Policjanci ruchu drogowego z komendy w Świeciu dostali zgłoszenie o samochodzie osobowym, który wjechał do rowu we wsi Krusze (gmina Warlubie).
Kierowca peugeota zjechał z jedni i zawisł częścią pojazdu nad przydrożnym rowem. 51-letniemu kierowcy z pomocą przyjechał syn.
- W rozmowie z mężczyznami policjanci wyczuli alkohol. Wynik badania alkomatem wskazał u kierowcy peugeota ponad 2 promile - mówi kom. Joanna Tarkowska, oficer prasowy Komendy Powiatowej Policji w Świeciu.
Jak się okazało, jego 21-letni syn również pił alkohol. Wsiadł za kierownicę mając 0,34 promila w organizmie.
Policjanci zatrzymali obydwu mężczyznom prawa jazdy, a o ich dalszym losie zadecyduje teraz sąd.
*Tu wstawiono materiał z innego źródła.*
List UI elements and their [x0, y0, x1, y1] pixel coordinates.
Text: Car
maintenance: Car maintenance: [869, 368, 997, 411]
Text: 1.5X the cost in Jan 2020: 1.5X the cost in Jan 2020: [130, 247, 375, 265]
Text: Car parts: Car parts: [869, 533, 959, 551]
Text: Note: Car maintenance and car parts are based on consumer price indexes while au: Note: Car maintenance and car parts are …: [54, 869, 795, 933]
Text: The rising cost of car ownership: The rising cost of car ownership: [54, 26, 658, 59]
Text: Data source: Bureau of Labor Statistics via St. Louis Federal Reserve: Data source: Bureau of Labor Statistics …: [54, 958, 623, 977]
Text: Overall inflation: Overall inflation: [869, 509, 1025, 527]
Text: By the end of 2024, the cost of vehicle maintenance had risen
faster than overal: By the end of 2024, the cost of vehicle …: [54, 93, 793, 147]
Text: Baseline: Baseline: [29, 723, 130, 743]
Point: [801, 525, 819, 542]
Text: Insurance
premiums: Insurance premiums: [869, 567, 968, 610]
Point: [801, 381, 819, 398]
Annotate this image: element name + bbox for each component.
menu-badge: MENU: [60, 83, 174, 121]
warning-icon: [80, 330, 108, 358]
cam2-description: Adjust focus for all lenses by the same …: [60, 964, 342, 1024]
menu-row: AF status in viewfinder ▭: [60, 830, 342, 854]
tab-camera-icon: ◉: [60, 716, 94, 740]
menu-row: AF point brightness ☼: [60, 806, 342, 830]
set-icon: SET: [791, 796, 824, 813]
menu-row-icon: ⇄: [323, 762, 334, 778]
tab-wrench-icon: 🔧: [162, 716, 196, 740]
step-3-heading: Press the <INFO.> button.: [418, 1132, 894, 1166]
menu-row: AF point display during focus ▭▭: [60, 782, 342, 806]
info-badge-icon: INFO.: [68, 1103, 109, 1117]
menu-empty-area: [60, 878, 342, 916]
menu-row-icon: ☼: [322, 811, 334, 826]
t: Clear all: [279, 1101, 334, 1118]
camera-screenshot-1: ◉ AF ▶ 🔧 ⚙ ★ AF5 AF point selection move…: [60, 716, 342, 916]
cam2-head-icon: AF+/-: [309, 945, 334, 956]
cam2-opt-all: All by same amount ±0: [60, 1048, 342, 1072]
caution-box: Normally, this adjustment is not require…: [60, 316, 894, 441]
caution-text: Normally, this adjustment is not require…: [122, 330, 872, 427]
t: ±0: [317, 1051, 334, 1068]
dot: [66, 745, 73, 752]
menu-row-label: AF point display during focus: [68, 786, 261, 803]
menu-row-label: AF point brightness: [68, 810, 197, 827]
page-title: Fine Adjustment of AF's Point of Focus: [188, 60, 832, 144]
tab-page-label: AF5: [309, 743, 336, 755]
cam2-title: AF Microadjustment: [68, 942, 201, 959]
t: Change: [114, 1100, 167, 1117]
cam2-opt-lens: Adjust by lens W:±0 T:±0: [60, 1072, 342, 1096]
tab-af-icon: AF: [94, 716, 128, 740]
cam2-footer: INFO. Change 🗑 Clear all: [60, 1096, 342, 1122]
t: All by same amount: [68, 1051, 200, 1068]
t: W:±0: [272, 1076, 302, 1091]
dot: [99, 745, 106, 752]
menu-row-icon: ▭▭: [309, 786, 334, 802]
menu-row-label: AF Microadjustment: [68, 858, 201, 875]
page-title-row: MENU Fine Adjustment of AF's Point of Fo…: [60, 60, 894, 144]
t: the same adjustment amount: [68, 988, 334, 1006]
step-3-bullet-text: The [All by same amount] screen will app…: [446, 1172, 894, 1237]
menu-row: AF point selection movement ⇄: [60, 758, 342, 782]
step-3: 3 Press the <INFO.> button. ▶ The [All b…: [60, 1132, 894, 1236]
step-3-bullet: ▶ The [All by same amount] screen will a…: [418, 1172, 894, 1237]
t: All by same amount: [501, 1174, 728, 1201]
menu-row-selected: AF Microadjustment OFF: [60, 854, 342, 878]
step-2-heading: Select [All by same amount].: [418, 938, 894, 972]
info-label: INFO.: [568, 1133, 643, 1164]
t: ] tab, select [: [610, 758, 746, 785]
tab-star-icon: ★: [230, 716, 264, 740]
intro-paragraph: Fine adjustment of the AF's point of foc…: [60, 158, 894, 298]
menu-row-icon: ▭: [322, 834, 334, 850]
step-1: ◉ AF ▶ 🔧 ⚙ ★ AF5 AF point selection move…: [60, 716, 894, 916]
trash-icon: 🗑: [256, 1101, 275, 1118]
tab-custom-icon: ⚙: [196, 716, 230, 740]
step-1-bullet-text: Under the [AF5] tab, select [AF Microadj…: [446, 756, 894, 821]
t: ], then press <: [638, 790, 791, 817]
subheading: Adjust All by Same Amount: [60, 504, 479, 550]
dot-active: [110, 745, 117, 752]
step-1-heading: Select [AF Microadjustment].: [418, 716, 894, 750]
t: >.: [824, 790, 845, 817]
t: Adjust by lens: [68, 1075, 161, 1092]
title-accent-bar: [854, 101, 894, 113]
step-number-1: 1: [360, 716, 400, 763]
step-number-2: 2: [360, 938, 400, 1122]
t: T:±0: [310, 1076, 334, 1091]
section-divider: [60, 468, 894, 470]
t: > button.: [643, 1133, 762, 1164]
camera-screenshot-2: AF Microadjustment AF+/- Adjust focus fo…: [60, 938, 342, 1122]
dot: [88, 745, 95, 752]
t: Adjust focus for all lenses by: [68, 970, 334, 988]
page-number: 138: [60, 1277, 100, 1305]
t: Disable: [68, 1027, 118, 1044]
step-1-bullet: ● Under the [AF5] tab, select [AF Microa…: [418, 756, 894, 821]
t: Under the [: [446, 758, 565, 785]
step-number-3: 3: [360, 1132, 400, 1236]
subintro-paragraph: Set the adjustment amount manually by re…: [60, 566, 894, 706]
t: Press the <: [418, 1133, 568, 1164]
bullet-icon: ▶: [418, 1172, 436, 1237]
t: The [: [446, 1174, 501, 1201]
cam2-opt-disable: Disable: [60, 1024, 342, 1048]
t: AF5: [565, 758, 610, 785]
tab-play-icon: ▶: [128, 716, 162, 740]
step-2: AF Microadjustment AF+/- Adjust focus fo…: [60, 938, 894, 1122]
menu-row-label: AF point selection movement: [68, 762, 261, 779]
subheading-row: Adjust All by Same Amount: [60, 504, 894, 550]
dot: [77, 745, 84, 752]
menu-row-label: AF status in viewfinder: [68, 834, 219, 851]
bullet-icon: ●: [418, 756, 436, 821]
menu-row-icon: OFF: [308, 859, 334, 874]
- Składamy wyrazy uznania dla świadków zdarzenia, którzy nie pozostali obojętni i zareagowali, widząc potencjalne zagrożenie. Taka postawa obywatelska zasługuje na szczególne wyróżnienie. Dzięki niej udało się zapobiec, być może tragicznym skutkom nieodpowiedzialnego zachowania kierowców - zaznacza kom. Tarkowska.